Yo creo que me podría enamorar de Michael Cera porque tiene mucha cara de boludo, y a mi los boludos garcas me encantan.

Iván dice que le gustaría tener un rifle de aire comprimido para tirarles a las palomas que se hicieron el penthouse en el edificio de enfrente.

Yo pienso que si tuviera la oportunidad de conocer a Michael Cera, seguro me enamoraría de él.

Iván me cuenta que el sistema del leudado este que termina en ''ólisis'', se basa en ponerle más agua a la harina para que largue gluten, esperar varias horas, y después ponerle la levadura y amasar poquito.

Mientras Iván junta la ropa limpia del cordel, yo decido que estoy enamorada de Michael Cera, y que me va a romper el corazón cuando se case con una celebrity y tengan hijos hermosos en una mansión llena de árboles frutales.
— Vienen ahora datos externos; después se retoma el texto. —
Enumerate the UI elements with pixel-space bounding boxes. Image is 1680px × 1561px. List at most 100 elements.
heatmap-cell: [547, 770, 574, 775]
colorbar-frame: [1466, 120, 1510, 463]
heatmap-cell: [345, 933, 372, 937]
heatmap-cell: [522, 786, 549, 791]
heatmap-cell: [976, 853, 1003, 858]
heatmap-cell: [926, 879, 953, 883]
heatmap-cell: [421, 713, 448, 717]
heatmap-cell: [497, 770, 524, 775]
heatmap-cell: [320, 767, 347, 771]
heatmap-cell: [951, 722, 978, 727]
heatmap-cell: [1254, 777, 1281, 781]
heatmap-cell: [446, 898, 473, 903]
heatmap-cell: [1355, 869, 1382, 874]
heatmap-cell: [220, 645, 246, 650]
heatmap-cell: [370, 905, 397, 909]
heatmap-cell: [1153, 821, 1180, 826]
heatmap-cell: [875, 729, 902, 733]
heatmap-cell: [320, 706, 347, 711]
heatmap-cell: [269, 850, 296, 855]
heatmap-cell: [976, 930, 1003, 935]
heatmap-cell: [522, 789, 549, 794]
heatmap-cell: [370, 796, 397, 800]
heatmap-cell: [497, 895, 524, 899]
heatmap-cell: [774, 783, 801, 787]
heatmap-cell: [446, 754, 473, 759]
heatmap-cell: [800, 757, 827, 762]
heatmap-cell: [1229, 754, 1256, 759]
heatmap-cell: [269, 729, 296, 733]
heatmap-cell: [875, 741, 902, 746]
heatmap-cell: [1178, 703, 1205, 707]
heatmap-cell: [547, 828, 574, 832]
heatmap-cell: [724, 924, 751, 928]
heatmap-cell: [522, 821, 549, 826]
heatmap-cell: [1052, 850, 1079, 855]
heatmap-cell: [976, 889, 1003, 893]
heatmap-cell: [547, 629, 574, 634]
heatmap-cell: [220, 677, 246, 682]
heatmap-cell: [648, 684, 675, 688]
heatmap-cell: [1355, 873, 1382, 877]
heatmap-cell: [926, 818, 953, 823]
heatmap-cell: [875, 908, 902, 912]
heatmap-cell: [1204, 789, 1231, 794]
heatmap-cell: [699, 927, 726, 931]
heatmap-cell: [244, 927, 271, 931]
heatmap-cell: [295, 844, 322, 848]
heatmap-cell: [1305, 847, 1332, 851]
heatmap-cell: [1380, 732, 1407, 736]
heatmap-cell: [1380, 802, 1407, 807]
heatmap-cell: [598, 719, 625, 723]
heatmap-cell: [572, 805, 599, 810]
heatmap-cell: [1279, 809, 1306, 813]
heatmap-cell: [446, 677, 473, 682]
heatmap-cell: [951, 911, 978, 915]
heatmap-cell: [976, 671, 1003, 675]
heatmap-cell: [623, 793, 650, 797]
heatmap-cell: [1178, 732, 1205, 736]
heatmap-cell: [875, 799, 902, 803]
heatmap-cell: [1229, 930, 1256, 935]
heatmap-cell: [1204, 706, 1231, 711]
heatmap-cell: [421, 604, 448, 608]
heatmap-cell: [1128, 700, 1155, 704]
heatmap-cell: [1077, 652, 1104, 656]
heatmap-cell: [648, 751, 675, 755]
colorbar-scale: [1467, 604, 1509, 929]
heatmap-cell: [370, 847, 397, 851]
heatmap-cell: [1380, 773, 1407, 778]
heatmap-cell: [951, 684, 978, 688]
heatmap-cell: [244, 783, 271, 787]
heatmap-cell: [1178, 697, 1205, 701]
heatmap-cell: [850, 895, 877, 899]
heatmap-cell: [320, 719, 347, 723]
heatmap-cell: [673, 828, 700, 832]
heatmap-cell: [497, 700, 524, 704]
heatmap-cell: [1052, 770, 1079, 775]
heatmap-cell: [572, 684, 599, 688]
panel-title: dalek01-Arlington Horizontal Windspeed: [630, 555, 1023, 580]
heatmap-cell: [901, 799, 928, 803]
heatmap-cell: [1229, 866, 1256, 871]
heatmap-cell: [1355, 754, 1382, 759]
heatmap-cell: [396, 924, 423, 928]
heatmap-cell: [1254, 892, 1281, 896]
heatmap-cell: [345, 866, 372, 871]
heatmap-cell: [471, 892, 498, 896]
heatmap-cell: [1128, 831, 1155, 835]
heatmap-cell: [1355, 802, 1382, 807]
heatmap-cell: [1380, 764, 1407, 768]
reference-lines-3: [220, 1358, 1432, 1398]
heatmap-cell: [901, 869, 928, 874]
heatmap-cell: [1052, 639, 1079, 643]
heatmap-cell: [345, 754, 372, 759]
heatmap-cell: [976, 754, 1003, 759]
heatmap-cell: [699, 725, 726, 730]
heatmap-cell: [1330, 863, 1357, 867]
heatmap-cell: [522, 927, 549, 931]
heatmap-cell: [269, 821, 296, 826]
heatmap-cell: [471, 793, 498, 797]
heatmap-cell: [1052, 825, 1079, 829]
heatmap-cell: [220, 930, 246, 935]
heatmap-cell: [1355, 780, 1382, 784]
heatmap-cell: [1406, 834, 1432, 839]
O peor, cuando vivan en Nueva York y yo siga sin poder conocer el MoMa que tanta ilusión me hace.

Iván agarra su pila de ropa doblada y seca, arriba de la pila pone el mate. Qué peligro eso, pienso, pero no se lo digo. Con la otra mano agarra el termo. Le abro la puerta de la terraza. Él se va pero yo me quedo.

Vuelvo a asomarme por la parecita de la terraza que da a la calle.
No hay perros, ni pelotas rodando delante de niños, ni niños corriendo detrás de pelotas o de otros niños.
No hay nada.

Cada tanto algún techo de auto, alguna panza de avión, las palomas que revolotean en el penthouse que se armaron en el edificio que tiene el cartel de peligro de derrumbe, y yo, sin cartel.